A sopa é uma apropriação de algo que o outro traz

Uma Metáfora

A sopa é uma apropriação de algo que o outro traz

Extrato da entrevista a Isabel dos Santos, realizada por Joaquim Eusébio em Montreal, que será publicada no próximo número do LP - Ler o Mundo em Português.

Isabel dos Santos – Eu escrevi La soupe au caillou frai, du jour a partir duma necessidade que eu sentia aqui de falar às pessoas daqui e em francês pois é essa a língua que eu normalmente com elas utilizo. Portanto nesta versão não falo da estreiteza de espírito do camponês face aquele que vem de fora, não falo da esperteza do estrangeiro, que é uma esperteza pouco recomendável e que é tónica comum nas versões tradicionais deste conto. O que me levou a criar esta versão para aqui foi a possibilidade de utilizar o conto para falar da possibilidade de desconfiança que se pode ter do outro, do estrangeiro, aquele que se não conhece e como a aceitação do outro nos pode levar a criar algo que sozinhos não criaríamos. A sopa de pedra com o calhau fresco do dia é uma sopa que foi inventada pelos aldeões também porque receberam um estrangeiro, o que para mim é uma metáfora do que acontece aqui todos os dias neste país e nesta cidade de Montreal, que é uma cidade de imigrantes. A metáfora pode-se aplicar igualmente ao nível dos costumes, ao nível dos saberes, ao nível da cultura. É a partir da integração do outro, com o saber e o saber fazer do outro que nós conseguimos criar uma comunidade mais rica. Por outro lado, a sopa é uma apropriação de algo que o outro traz, neste caso um calhau, mas ao qual cada um de nós junta um ingrediente para que se faça uma sopa única. Assim, como os legumes são locais, a sopa é local, não é exótica. Assim, este conto permitiu-me abordar a questão da apropriação, do trabalho permanente de apropriação que existe na arte.
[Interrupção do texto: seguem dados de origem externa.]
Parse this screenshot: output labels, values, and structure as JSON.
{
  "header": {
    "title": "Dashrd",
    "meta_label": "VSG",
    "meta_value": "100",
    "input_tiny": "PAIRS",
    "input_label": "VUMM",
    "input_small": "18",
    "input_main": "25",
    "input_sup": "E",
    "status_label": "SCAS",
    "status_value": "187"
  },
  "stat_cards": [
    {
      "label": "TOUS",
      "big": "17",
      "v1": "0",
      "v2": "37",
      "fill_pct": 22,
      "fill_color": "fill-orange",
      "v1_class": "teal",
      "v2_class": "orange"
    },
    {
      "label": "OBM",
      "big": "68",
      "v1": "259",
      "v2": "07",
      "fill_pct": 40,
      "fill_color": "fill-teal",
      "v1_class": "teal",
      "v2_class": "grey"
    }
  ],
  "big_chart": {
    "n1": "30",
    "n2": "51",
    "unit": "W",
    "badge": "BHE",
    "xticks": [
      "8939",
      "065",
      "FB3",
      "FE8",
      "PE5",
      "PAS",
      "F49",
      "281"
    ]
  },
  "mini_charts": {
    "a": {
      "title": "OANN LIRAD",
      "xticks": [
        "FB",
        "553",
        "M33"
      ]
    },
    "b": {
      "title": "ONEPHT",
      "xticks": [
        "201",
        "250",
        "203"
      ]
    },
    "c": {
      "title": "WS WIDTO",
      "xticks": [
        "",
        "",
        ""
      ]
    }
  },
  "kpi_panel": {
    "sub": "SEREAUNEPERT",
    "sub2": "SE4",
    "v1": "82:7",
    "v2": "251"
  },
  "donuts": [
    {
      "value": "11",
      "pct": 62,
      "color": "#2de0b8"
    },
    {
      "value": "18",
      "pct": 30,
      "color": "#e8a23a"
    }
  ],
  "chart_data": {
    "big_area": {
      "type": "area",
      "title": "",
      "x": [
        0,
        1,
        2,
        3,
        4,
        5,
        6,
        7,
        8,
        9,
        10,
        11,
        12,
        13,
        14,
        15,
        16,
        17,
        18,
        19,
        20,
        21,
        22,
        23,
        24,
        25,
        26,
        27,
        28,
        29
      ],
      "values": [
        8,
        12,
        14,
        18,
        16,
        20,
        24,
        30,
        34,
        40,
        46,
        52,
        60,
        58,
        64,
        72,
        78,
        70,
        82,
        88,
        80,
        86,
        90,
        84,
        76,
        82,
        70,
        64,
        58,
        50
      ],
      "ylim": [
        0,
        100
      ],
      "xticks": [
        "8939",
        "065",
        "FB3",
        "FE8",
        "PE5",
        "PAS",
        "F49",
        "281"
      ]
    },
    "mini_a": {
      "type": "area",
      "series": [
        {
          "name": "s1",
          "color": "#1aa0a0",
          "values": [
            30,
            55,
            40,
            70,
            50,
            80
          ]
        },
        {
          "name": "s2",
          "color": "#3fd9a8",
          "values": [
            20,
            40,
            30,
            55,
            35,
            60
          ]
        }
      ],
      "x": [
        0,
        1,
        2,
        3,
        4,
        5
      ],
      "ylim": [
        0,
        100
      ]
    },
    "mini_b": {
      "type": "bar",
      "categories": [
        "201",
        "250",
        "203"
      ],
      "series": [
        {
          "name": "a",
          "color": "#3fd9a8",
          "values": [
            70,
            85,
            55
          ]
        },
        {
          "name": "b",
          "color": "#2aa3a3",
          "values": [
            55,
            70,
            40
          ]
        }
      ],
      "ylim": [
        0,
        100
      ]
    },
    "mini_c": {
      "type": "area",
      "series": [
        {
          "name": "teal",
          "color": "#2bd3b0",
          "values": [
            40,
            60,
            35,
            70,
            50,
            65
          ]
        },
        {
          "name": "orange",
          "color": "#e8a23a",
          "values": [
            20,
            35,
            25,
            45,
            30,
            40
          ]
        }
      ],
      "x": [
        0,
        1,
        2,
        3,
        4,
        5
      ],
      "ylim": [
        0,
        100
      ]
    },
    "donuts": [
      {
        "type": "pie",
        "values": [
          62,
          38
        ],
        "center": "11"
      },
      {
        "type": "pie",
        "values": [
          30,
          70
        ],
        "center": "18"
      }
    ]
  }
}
Neste momento esta questão torna-se cada vez mais importante não só no meio artístico de Montreal, mas igualmente norte-americano e mesmo europeu.

Joaquim EusébioLa soupe traduz o desafio que é posto a quem entra numa nova sociedade onde há novas formas de pensar e novas formas de ver o mundo e onde há necessidade de conjugar as formas que se trazem com novas formas, para se fazerem novas sopas…

Isabel dos Santos – Exatamente. E por outro lado é também o meu lado pessoal. É a metáfora da Isabel, que tem de arranjar um calhau qualquer para se juntar ao caldo e criar uma sopa com os outros, mas tendo em conta que os outros trazem muitas outras coisas para a sopa. Ao fim e ao cabo é uma tomada de posição sobre o caminho da integração e de todas as dificuldades que lhe estão subjacentes. Quantas vezes pensei, o que poderei fazer aqui, com a minha pronúncia estrangeira, tendo outras características culturais, como poderei ser aceite aqui? Para mim era evidente que eu não queria viver num grupo aparte, mas queria viver, integrar-me e trabalhar no grupo da maioria.